Bureau du président d’élection (Service du greffe)

A citizen who recently moved in a seniors long-term care home wishes to register to mobile polling scheduled at her new residence, for the upcoming 2107 municipal election.

To this end, she sends an application to the Election President (who is the City Clerk). Unfortunately, due to an error by Canada Post (returned mail), the Clerk’s office never receives her application.

The citizen’s daughter calls upon the Chief Electoral Officer (Directeur général des élections du Québec (DGEQ)) and the Service du greffe de Montréal. She is told that since the legal deadline has expired, it is no longer possible to add her mother’s name to the mobile polling.

One week before voting day, she seeks the OdM intervention. Her mother insists on exercising her right to vote and her physical condition prevents her from reaching her regular polling station. We begin our negotiations.
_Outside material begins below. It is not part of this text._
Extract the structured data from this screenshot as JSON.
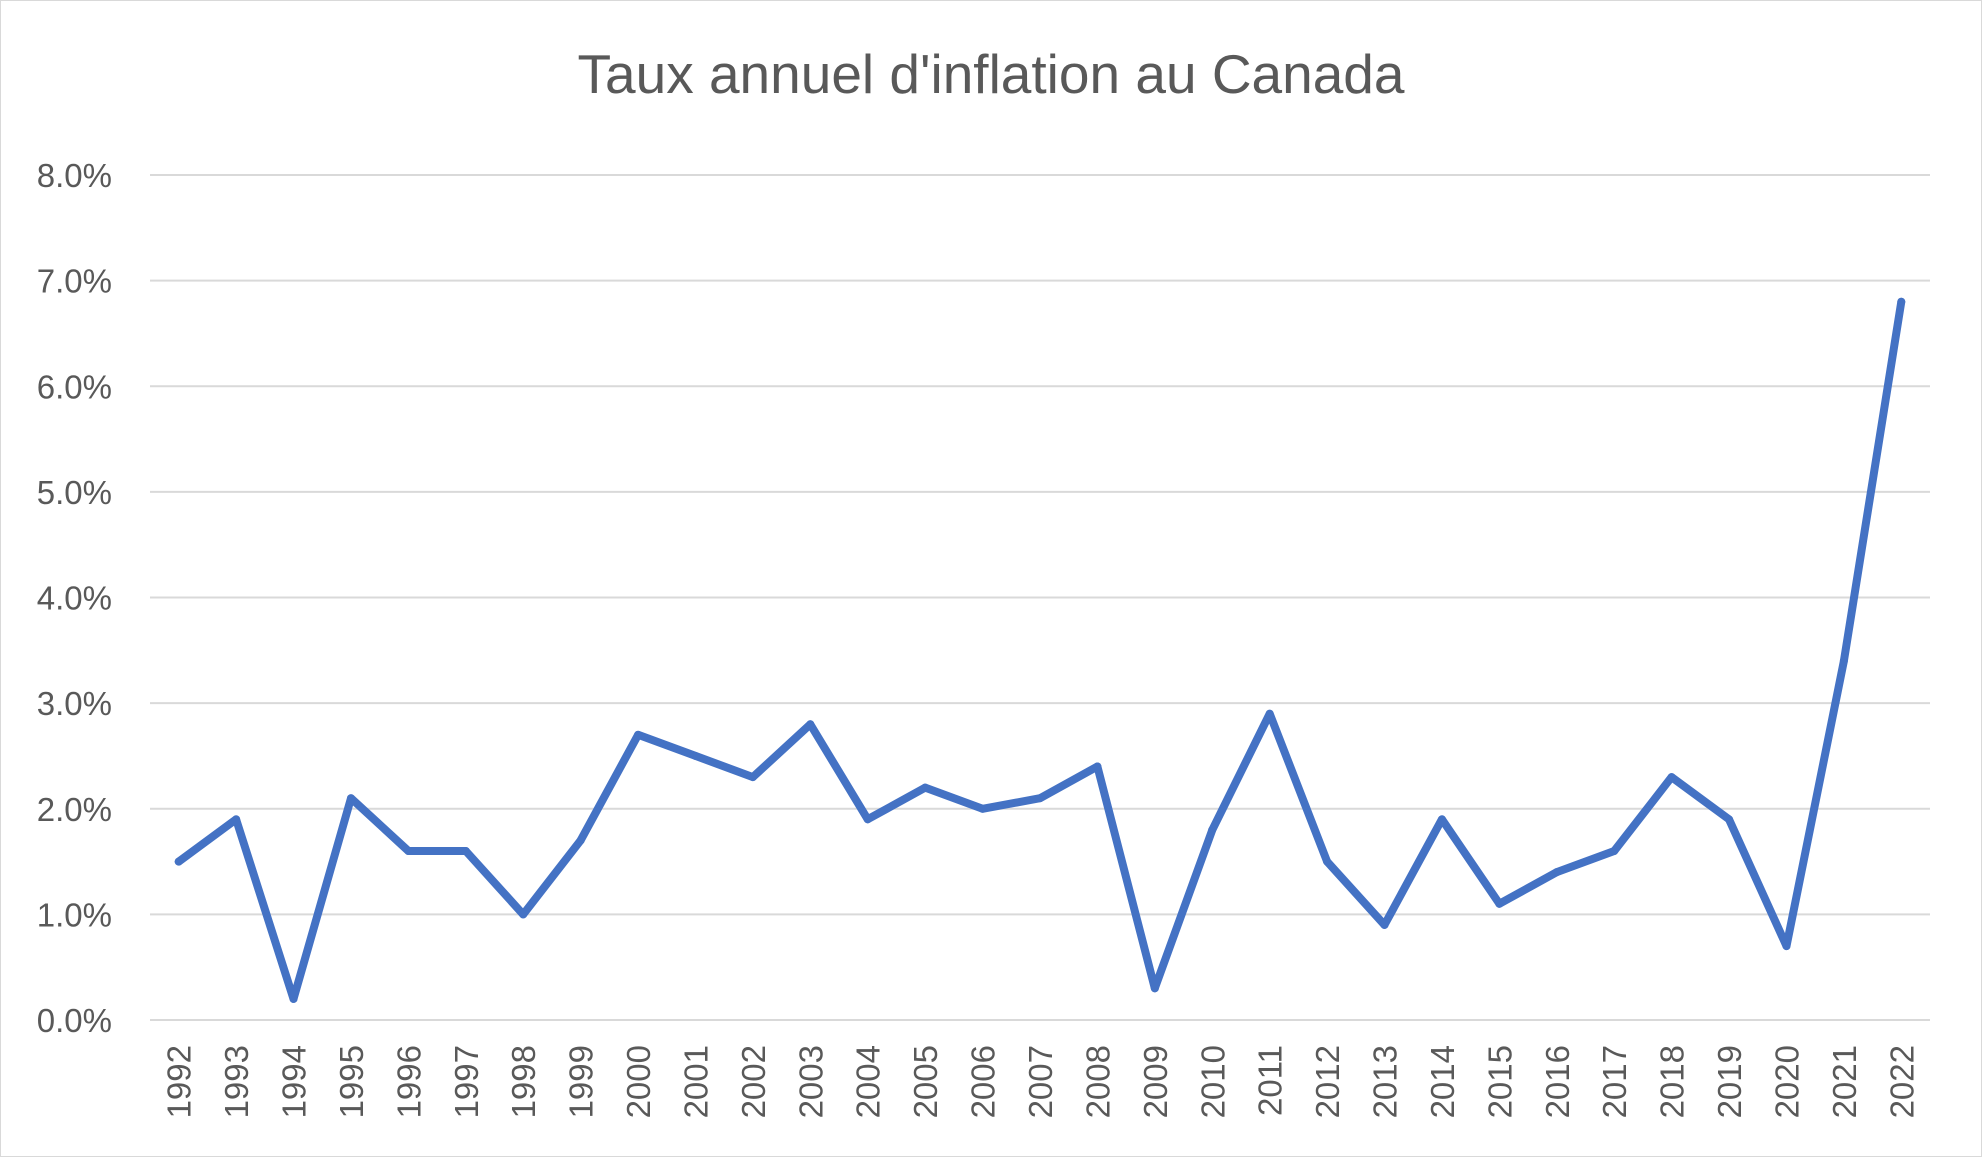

The Service du greffe reiterates that the law is strict: there is no way that this lady can register for mobile polling. If the citizen wishes to vote, she will have to show up on voting day at the regular polling station where she is registered (her previous address). If required, accommodations could be put in place to facilitate her access to that polling station.

Considering her condition, travelling on voting day for this citizen is not an option. Hence, our office pursues its negotiations in order to find a solution.

The OdM examines the Act Respecting Elections and Referendums in Municipalities and finds the following provision:

Article 90.5: If, during the election period (…), it comes to the attention of the chief electoral officer that, subsequent to an error, emergency or exceptional circumstance, a provision referred to in section 90.1 does not meet the demands of the resultant situation, the chief electoral officer may adapt the provision in order to achieve its object. ”

In our opinion, the citizen’s situation satisfies this criterion: the strict application of the law does indeed deprive the citizen of her right to vote, which is contrary to the purpose sought by the law.

The OdM engages again with the Service du greffe to discuss ways to apply section 90.5 to this case.

• The Service du greffe deals to that end with the Chief Electoral Officer (Directeur général des élections du Québec (DGEQ)).

• The request is quickly granted by the DGEQ.

The day before voting day, the mobile polling team is dispatched to the citizen’s dwelling so that she can vote on site.